Als Valentina die letzten Schritte bis zum Abgrund des Daches ihrer Schule macht, fühlt sie sich seltsam verraten. Sie ist sich sicher, dass sie springen will. Zu lange hat sie jetzt schon auf diesem Moment gewartet. Auf die Erlösung. Doch ihre Beine wollen ihr etwas anderes erzählen, denn sie sind weich wie Gummi und die Jugendliche droht jeden Moment zusammenzubrechen. Vielleicht, weil sie am Morgen und den vergangenen Tag nichts gegessen hat. Verschwendung, hat sie bloß gedacht und das Essen an ihre Geschwister weitergegeben. Sie würden es besser nutzen als Valentina.
Kurz vor dem Abgrund bleibt sie stehen. Ihre abgetragenen no-name Schuhe gehen mit den Spitzen schon etwas über die Beschichtung des Daches hinaus. Sie hat sich vorgestellt von einem dieser Dächer zu springen, die man immer in Filmen sieht; die begehbar sind. Aber jetzt steht sie auf irgendso einer unebenen Beschichtung und ist durch ein Fenster nach oben hochgekommen. Dabei hat sie sich den Ellenbogen angestoßen, aber auch das war ihr egal. Genau wie das mit dem Essen. Nachdem sie erst einmal gesprungen wäre, würde das sowieso niemanden mehr interessieren.

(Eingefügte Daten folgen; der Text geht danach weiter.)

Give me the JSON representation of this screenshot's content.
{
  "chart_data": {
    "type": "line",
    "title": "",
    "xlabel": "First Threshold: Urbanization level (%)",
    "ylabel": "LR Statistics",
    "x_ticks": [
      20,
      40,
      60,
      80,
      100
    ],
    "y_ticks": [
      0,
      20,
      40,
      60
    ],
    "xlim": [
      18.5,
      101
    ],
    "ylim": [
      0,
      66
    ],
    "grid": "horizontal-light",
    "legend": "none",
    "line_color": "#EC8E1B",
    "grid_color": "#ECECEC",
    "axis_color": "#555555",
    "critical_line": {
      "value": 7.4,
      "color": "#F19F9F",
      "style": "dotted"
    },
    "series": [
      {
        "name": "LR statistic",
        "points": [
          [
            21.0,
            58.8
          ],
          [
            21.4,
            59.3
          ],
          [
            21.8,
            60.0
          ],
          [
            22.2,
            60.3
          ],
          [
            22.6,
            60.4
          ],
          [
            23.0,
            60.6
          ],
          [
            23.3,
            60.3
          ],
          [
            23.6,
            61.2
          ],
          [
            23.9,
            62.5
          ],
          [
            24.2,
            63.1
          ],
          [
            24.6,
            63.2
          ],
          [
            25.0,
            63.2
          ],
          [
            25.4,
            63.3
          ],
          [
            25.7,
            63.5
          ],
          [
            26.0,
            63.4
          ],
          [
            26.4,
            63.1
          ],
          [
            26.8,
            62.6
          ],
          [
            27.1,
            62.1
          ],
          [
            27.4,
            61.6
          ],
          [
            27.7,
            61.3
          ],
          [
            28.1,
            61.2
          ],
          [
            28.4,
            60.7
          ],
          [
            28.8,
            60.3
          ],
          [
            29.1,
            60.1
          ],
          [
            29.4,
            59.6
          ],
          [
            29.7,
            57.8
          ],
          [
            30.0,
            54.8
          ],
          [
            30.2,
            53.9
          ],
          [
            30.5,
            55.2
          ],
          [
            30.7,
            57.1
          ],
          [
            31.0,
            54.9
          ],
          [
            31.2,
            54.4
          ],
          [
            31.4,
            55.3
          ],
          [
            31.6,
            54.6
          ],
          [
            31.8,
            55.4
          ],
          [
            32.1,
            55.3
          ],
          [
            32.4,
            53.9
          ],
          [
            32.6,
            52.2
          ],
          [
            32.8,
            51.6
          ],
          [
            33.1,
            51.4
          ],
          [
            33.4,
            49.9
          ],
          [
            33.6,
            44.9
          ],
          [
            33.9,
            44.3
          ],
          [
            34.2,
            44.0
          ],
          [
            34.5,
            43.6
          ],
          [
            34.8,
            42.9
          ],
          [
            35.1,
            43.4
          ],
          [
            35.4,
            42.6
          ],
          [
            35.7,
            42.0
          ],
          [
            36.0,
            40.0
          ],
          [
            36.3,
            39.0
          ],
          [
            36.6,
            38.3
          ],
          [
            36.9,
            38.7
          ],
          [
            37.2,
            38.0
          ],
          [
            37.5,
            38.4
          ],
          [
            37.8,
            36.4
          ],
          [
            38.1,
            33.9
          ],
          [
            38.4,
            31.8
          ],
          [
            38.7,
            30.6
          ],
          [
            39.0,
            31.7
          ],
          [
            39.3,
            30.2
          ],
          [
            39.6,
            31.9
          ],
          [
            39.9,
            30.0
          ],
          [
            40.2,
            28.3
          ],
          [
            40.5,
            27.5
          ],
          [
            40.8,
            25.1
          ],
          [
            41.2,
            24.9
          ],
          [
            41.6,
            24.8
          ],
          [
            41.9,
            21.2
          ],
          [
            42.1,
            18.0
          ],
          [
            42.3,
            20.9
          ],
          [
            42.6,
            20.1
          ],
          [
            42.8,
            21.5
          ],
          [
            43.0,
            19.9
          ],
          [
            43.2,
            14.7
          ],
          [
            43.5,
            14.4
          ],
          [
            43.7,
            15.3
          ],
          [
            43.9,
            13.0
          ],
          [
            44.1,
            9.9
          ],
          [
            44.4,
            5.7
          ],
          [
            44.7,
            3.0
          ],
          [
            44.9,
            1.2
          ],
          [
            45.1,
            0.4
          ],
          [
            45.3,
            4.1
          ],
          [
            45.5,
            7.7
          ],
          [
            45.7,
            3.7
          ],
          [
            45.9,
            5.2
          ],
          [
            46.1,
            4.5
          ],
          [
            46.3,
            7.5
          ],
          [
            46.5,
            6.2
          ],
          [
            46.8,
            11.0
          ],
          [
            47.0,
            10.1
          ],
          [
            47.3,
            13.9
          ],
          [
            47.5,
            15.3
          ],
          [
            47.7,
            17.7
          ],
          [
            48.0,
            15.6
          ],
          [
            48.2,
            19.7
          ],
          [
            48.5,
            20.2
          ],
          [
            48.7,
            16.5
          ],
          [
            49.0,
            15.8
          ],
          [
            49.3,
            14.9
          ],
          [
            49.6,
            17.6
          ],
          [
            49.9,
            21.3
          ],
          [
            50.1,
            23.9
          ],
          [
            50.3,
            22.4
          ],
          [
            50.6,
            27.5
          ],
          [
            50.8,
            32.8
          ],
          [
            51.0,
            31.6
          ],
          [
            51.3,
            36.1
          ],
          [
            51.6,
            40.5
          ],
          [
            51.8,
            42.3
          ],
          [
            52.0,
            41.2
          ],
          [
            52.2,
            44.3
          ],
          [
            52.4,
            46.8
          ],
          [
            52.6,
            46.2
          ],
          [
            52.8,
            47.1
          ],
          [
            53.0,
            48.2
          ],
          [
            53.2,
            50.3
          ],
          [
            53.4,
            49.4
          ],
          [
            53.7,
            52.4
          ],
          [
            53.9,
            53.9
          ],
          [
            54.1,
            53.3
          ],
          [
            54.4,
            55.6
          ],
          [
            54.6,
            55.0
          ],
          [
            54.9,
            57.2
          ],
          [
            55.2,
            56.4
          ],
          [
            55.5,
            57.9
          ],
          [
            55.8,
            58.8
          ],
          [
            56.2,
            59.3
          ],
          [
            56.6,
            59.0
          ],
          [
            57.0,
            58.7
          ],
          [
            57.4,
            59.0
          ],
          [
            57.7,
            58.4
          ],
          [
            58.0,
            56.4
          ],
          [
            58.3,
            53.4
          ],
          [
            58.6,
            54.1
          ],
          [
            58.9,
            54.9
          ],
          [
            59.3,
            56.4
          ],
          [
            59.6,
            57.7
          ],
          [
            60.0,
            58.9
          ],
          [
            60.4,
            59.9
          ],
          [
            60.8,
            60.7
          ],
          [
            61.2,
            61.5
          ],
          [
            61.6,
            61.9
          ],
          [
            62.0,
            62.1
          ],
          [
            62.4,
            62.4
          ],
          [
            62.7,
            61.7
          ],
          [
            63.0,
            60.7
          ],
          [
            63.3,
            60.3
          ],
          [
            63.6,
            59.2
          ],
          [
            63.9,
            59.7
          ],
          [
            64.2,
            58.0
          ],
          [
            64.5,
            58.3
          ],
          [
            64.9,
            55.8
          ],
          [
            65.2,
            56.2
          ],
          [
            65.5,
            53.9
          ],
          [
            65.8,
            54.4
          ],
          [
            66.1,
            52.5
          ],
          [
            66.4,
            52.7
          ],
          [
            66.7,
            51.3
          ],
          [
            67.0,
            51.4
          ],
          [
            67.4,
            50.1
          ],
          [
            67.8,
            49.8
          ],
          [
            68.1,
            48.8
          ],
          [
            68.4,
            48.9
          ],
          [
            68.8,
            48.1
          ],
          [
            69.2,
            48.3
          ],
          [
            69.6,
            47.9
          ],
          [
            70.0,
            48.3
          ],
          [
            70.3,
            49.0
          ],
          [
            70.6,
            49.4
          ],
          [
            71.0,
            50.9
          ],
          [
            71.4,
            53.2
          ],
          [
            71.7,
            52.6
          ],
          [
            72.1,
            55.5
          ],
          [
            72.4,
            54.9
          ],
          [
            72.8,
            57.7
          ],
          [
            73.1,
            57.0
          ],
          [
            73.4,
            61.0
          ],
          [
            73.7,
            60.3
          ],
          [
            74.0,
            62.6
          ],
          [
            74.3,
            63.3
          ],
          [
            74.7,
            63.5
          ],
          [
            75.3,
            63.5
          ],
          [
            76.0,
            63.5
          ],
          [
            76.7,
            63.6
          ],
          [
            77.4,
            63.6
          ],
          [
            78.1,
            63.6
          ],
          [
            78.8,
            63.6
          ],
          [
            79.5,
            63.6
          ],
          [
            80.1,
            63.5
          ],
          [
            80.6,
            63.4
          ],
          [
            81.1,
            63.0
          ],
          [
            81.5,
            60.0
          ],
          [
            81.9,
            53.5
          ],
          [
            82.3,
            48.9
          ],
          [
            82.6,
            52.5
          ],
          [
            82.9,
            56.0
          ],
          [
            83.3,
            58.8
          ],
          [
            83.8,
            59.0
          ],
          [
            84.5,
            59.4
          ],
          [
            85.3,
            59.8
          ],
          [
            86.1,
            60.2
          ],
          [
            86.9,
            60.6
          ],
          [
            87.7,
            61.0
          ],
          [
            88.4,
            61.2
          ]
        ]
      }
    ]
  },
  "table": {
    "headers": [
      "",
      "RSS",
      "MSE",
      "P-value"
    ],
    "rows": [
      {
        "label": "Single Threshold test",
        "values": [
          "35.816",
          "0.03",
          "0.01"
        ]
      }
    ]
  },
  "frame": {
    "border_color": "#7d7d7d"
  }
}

Valentina hat in dem letzten Jahr über verschiedenste Arten nachgedacht zu sterben. Die erste war ein Schuss in den Kopf- die schmerzloseste Variante wie sie dachte. Blöd nur, dass ihr Vater zwar ein Gangsta und ein Arschloch ist, aber eben nicht genug um eine derartige Waffe zu besitzen. Als nächstes kam ein tiefer Schnitt über die Pulsader infrage. Das würde aber zu viel Blut erzeugen und eventuell ihre Geschwister total verstören. Also den Föhn in die Badewanne. Es könnte aussehen, als ob es nicht einmal Valentinas Absicht gewesen wäre, diese Welt zu verlassen. Gut, wenn sie an ihre Geschwister dachte. Aber sie will eben auch, dass das Arschloch weiß, dass er sie dazu getrieben hat- auch wenn sie ihm nichts bedeutet. Doch auch hier fehlten ihr die Mittel. Denn zuhause haben sie weder eine Badewanne, noch einen Föhn. Sich zu erhängen kam nicht infrage. Zu dramatisch. Und Valentina wüsste auch gar nicht, wo sie so ein Seil anbringen geschweige denn auftreiben würde.
Und nachdem sie all diese Gedanken und Möglichkeiten genau bedacht hat, ist sie zu dem Entschluss gekommen, dass der Sprung von einem hohen Gebäude wohl das sinnvollste wäre. Und mit sieben Stockwerken ist ihre Schule da das Höchste, zu dem sie zutritt hat.
Valentina wirft noch einen letzten Blick über die Stadt- zumindest den Teil, den sie von sich aus erkennen kann. Ein paar Bäume, Straßen, alte Häuser, ein Spielplatz. Alles irgendwie mit Erinnerungen verbunden, jedoch ist keine von ihnen eine sonderlich schöne. Die Schule, an der sie immer gequält und gelegentlich von dem Arschloch abgeholt wurde, damit sie auch ja nicht nochmal zur Polizei gehe. Oder der Spielplatz, an dem sie immer alleine gespielt hat, weil niemand mit ihr befreundet sein wollte. Der lange Weg, den sie jeden Morgen mit ihren Geschwistern zu Fuß zur Schule zurücklegen muss- verletzt oder nicht. Letzteres kam aber mit der Zeit immer seltener vor. Wenn sie sich alles so noch einmal durch den Kopf gehen lässt, so gibt es keine guten Erinnerungen. Und wenn doch, dann liegen sie irgendwo unter den überwiegenden schlechten Erinnerungen in irgendeiner Ecke ihres Gedächtnisses vergraben.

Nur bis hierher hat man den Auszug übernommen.